PHILADELPHIA -- Former U.S. representative Chaka Fattah was sentenced Monday to a 10-year prison term by a judge who said he was "astonished" a veteran legislator would steal government and charity funds to pay his son's debts and buy a vacation home.
Fattah, a Democrat born into a family of black activists in west Philadelphia, spent two decades in Congress working on housing, education, gun control and other issues of concern to his mostly poor district.
Fattah and his TV-anchor wife, meanwhile, took in more than $500,000 a year.
Yet Fattah's finances grew dire after a failed 2007 run for mayor, when he faced new campaign-spending limits that led him to take an illegal $1 million loan from a friend.
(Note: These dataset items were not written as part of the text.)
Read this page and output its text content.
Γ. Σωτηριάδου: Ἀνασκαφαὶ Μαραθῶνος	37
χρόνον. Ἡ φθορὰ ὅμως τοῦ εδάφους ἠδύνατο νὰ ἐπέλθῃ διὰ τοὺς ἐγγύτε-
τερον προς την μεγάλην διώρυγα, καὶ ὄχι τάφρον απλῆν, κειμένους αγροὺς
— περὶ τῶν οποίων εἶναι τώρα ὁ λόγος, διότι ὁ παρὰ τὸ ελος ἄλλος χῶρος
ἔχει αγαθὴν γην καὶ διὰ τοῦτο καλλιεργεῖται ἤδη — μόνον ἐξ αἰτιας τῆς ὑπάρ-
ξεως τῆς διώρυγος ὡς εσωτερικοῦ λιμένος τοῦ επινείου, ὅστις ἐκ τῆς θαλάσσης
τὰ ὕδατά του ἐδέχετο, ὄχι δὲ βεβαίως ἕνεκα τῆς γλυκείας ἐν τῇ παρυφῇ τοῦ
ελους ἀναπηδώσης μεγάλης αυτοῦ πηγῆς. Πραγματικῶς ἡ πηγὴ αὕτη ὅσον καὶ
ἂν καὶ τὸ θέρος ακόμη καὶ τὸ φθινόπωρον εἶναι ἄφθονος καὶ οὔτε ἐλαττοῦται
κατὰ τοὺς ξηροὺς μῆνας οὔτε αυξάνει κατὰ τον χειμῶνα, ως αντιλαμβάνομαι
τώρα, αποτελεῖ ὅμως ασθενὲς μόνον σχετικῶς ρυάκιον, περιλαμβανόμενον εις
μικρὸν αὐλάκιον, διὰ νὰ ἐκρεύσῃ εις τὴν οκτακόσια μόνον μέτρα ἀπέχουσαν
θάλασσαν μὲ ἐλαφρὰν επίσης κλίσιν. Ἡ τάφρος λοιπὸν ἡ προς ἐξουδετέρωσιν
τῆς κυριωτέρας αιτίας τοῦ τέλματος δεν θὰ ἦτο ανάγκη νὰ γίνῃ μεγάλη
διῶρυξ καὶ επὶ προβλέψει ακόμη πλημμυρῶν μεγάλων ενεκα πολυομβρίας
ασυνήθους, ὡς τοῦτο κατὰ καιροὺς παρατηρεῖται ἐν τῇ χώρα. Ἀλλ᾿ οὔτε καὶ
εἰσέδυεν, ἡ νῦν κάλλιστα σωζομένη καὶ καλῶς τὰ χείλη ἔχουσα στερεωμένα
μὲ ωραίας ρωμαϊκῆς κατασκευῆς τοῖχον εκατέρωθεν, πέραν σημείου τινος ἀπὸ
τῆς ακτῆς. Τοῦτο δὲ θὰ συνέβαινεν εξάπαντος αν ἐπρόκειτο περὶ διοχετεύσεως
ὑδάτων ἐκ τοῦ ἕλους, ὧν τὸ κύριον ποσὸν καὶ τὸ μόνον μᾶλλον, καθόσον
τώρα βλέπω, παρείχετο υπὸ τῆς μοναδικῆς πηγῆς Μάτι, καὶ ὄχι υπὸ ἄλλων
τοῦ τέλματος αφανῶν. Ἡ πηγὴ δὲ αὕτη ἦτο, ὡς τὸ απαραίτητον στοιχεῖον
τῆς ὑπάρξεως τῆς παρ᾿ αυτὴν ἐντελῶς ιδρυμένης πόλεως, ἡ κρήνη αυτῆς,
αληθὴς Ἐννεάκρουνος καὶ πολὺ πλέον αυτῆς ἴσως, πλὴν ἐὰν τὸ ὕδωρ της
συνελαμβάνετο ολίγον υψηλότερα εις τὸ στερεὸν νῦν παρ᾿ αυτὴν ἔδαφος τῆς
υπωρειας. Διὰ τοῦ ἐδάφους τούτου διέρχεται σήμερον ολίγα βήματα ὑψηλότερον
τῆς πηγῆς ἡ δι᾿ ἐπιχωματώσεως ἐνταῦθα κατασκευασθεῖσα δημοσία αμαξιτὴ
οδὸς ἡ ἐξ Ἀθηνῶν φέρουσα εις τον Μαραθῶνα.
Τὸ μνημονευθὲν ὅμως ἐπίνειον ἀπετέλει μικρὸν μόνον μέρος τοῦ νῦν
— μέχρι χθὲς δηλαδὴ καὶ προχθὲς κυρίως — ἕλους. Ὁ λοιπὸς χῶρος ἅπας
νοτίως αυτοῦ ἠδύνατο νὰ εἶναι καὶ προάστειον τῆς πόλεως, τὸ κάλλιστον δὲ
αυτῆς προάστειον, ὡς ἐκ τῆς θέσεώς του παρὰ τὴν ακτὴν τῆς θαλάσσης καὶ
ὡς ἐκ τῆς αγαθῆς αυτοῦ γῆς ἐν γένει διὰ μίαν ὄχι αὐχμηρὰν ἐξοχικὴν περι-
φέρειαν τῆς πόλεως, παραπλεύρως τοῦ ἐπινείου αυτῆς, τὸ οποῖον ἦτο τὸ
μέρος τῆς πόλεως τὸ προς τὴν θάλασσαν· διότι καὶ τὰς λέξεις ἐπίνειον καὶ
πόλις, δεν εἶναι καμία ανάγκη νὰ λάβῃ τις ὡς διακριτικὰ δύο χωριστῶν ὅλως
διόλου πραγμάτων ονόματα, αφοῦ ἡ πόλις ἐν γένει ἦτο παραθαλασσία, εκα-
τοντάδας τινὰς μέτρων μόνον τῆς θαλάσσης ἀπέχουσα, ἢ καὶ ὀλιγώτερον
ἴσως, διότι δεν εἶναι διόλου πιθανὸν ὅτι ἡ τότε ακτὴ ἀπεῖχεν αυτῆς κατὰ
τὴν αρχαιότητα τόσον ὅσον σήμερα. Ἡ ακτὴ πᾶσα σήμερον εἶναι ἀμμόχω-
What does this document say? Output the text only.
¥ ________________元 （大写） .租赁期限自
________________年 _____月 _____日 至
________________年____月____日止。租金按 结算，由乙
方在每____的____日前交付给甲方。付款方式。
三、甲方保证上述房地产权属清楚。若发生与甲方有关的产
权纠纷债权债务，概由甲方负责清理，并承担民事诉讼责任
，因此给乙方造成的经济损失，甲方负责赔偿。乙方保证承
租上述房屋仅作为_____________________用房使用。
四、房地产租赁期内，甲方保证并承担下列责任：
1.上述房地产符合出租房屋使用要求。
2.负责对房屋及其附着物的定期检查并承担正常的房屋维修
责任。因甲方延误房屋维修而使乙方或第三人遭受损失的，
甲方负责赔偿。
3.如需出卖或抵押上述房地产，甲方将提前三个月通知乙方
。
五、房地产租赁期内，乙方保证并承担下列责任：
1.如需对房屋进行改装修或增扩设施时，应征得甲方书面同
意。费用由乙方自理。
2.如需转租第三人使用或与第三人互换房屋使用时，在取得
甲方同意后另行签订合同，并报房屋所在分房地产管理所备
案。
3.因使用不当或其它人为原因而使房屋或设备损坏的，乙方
The trouble escalated when the friend called in the debt.
As he awaited his sentence, Fattah told the judge he had mixed emotions: saddened to find himself in court but grateful for the work he was able to do over 37 years as a state and federal lawmaker.
"I've helped tens of millions of people," said Fattah, 60. "(That) has nothing to do with the fact that I've been found on the wrong side of these questions by a jury."
Fattah lost the spring primary days before trial and resigned his seat after his June conviction. The jury found he took the $1 million loan from the chairman of Sallie Mae, the student-loan corporation. He returned $400,000 of it and repaid some of the rest with federal grant money he had steered to an education nonprofit run by former aides.
The not-for-profit efforts -- including a NASA-funded mobile science classroom emblazoned with Fattah's name that roamed Philadelphia during the mayoral campaign -- helped promote Fattah's political career, prosecutors said. Fattah also was ordered Monday to repay $600,000 to Sallie Mae and NASA.
"For someone so interested in advancing education for the disadvantaged, you had the temerity to steal from the Educational Advancement Alliance, a nonprofit supported by government funds," U.S. District Judge Harvey Bartle said. "While you have done much good, you also engaged in grave and widespread criminal activity."
Four co-defendants who helped Fattah move government grants and other money among his campaign, the not-for-profits and his consultants will be sentenced this week.
Fattah used the money on campaign and personal expenses, the jury found. He put $23,000 in nonprofit funds toward his son's college loans and took an $18,000 bribe to try to help a friend become an ambassador. Fattah and his wife used that money for a down payment on a Poconos vacation home. They told authorities it covered the friend's purchase of a Porsche owned by Fattah's wife, but the Porsche never left their garage.
Fattah had insisted the Justice Department had been out to get him and his family for years. He plans to appeal the conviction.
"There are so many people in this courtroom and outside that owe their success -- and also are able to serve the community so much better -- as a result of the congressman's influence, support and inspiration," said Joseph Quinones, a one-time high school dropout who said that Fattah's encouragement led him to earn a master's degree from the University of Pennsylvania's Wharton School.
The congressman's son is serving a five-year prison term in an overlapping fraud case that went to trial last year. Chaka "Chip" Fattah Jr. was convicted of using fraudulently obtained business loans to fund his jet-set lifestyle.
The elder Fattah, who earned $174,000 as a congressman, is married to longtime Philadelphia news anchor Renee Chenault-Fattah. They have two school-age children. Chenault-Fattah spent 25 years with WCAU-TV before she resigned after the indictment named her a participant in the bribery scheme. She was never charged and has denied wrongdoing.
Fattah's co-defendants include former Philadelphia Deputy Mayor Herbert Vederman, of Palm Springs, Florida, who had sought the ambassadorship. Two political consultants pleaded guilty and testified at trial.
Prosecutors had asked for a 17- to 21-year sentence. The judge gave Fattah until Jan. 25 to report to prison.
Fattah entered Congress in 1995. Former state Rep. Dwight Evans, a fellow Democrat, now holds his seat.